PARAMETERS OF THE PERTURBED STATE OF THE DENDRITE TIP IN DEEPLY SUPERCOOLED NICKEL AND COPPER MELTS

Abstract

The object of study is the morphological stability of the tip of a free dendrite in a supercooled melt of a pure substance. Areas of deep supercooling are considered: for nickel DT > 166 K, for copper – DT > 180 K. A distinctive feature of the processes being studied is the presence of two propagation velocities of small disturbances (velocities of “sound”). The dependences of these rates on the supercooling of the melt were determined. The periodic and coordinate-aperiodic modes of perturbation of the growth line have been studied in detail. For these stable regimes, the possibility of observing the same speed of the disturbance wave in two processes, differing from each other in the size of the spatial inhomogeneity of the background in front of the wave and the characteristic wave attenuation times, was discovered. It is shown that aperiodic instability appears if, after the passage of the wave front, the width of the growth line inhomogeneity zone decreases.
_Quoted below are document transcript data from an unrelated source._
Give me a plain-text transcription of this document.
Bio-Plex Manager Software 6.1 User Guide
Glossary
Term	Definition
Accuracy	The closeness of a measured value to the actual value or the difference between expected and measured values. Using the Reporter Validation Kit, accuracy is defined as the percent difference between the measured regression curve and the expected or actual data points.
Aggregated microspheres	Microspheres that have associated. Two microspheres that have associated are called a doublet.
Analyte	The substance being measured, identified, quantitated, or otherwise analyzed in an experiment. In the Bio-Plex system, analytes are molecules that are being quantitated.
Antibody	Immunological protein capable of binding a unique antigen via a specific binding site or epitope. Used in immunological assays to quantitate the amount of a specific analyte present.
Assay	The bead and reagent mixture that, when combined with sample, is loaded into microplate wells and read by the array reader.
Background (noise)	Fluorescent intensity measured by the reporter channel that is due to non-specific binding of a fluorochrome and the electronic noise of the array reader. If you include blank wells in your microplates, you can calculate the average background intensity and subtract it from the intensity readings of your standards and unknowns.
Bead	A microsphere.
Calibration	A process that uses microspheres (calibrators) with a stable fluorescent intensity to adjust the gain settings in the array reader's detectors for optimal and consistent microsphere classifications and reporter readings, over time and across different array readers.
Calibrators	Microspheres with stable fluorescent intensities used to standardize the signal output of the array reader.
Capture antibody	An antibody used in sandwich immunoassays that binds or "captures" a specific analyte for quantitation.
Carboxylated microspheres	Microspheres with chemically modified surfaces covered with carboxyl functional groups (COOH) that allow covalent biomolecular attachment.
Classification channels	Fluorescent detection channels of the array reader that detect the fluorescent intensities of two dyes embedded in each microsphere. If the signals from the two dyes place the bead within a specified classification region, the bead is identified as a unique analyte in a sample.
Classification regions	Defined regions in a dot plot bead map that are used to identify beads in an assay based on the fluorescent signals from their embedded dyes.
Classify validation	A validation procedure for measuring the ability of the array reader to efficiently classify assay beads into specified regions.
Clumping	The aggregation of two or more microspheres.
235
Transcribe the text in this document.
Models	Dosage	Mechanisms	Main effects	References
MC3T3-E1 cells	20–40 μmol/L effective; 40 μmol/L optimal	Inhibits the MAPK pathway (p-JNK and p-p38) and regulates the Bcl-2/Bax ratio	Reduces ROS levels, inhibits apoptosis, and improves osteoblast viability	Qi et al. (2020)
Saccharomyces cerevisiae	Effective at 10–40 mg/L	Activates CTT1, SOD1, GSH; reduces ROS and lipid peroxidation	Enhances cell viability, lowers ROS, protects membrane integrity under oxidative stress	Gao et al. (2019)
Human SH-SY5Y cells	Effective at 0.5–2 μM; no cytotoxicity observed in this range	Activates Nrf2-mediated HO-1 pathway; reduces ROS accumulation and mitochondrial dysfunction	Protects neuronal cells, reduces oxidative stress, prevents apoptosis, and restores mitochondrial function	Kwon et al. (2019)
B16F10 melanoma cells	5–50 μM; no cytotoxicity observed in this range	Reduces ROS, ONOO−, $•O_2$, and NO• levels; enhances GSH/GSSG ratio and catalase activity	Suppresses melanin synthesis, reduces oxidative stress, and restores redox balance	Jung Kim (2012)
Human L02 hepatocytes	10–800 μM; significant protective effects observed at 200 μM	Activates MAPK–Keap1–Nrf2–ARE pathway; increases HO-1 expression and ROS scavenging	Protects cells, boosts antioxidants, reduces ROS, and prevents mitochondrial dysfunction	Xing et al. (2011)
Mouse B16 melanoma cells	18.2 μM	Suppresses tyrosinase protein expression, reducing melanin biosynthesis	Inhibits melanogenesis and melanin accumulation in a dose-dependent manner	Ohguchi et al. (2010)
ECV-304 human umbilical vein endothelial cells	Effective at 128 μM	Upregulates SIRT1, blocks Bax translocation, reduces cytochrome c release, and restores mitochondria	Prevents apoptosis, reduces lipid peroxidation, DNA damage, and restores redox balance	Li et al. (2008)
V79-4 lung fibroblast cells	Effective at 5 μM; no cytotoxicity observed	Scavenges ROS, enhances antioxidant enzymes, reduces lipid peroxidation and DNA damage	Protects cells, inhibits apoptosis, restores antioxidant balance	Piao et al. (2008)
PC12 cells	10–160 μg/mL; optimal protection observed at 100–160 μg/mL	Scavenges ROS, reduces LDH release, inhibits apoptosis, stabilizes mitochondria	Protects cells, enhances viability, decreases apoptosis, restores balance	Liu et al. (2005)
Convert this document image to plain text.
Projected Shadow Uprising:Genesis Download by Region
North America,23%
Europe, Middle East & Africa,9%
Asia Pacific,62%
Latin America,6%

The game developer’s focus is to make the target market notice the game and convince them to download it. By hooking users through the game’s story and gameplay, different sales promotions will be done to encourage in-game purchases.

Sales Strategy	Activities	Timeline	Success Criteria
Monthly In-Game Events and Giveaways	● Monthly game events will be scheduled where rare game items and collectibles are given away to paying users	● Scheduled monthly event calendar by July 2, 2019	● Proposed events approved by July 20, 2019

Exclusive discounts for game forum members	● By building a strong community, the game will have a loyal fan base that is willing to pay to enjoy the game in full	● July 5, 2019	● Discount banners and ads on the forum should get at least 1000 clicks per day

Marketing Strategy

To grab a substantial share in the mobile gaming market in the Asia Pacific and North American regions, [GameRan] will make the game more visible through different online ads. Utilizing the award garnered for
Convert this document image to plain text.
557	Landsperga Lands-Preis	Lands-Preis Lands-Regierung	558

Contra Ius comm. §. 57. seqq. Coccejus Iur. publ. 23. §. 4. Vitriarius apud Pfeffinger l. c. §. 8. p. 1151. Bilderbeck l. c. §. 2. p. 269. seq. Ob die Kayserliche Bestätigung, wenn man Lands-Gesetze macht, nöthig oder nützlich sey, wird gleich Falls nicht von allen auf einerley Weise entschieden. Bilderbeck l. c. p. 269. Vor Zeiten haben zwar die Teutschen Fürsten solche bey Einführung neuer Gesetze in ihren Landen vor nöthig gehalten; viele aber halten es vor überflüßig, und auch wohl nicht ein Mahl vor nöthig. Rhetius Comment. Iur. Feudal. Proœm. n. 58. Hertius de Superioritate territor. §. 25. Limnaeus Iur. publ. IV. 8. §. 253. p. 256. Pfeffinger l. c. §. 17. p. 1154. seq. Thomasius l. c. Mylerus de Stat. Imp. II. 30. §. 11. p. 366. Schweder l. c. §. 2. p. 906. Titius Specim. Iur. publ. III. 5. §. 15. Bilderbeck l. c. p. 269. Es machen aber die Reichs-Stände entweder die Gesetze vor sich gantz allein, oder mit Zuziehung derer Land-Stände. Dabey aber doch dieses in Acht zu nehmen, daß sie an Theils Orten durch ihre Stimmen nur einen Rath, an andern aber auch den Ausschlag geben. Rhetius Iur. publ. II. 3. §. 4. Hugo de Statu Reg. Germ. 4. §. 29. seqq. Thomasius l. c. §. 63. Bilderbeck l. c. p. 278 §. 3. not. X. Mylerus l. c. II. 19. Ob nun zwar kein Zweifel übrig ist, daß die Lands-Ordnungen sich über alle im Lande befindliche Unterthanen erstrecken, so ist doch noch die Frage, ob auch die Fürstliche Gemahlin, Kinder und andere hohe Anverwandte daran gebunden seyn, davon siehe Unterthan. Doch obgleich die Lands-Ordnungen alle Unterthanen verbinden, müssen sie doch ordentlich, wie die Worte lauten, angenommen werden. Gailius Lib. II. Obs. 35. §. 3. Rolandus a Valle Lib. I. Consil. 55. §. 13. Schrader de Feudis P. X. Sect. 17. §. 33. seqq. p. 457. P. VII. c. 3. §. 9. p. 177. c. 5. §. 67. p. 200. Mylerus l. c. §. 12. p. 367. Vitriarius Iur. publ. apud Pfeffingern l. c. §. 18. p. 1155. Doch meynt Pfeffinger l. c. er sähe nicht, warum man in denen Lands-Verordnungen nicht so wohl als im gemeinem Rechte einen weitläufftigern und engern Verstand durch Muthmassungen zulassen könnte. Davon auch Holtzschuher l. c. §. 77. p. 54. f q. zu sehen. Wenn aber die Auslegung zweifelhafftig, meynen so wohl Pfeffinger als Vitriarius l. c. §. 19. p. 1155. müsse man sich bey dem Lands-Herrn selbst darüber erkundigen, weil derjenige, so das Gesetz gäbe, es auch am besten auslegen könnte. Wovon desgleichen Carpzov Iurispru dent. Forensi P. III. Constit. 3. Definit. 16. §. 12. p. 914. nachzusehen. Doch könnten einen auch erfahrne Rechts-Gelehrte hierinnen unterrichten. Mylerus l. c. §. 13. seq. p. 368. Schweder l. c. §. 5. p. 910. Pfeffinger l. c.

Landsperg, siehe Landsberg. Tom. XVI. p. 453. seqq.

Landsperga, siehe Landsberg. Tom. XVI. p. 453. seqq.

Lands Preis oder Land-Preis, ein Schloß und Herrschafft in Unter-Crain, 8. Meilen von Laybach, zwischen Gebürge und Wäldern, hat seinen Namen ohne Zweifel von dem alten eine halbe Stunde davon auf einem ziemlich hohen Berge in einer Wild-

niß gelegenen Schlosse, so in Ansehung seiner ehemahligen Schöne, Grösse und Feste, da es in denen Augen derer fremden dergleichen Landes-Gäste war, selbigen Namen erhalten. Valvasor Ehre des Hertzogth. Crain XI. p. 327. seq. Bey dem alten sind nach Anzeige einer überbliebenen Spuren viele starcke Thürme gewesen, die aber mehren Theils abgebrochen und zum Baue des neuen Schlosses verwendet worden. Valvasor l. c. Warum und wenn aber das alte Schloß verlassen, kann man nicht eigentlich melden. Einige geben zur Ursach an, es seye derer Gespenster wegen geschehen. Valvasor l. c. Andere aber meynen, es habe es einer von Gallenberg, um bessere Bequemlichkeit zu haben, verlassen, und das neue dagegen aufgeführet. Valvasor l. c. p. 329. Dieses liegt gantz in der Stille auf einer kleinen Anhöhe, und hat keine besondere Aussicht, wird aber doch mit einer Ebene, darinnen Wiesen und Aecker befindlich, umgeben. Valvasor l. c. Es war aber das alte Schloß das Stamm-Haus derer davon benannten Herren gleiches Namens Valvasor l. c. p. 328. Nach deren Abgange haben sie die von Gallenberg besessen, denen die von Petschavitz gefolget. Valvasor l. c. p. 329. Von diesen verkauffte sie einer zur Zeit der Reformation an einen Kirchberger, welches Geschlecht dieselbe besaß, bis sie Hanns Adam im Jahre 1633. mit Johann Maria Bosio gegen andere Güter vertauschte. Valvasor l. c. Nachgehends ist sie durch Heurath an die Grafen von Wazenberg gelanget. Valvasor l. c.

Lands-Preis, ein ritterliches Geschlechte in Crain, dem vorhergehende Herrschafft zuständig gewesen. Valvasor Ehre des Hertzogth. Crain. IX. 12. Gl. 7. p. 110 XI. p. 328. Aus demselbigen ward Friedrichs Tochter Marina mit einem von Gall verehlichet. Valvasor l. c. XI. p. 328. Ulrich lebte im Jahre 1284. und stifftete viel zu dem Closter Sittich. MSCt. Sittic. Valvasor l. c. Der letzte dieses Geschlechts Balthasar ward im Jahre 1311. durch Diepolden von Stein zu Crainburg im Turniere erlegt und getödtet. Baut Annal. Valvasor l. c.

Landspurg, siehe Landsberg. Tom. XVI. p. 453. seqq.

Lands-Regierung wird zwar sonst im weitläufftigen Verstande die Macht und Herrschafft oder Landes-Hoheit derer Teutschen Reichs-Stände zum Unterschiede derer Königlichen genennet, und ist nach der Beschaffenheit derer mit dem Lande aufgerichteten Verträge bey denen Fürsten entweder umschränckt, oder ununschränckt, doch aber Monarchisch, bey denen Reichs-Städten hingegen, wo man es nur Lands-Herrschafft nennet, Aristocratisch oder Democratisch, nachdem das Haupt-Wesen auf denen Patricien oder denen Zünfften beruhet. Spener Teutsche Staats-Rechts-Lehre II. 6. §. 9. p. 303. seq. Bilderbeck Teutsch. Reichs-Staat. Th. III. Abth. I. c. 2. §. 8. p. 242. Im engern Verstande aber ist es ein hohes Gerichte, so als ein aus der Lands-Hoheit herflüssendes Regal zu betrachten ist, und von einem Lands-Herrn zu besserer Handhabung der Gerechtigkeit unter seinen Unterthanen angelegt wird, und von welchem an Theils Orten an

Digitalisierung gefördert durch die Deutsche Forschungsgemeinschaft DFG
The resonant excitation mode of the dendrite tip demonstrates important differences between the properties of the nickel and copper melts. First of all, this relates to the temperature dependences of the resonant frequency and the speed of a standing wave formed in the vicinity of the vertex. Numerical calculations are presented and graphic information is presented illustrating the patterns of growth of nickel and copper dendrites.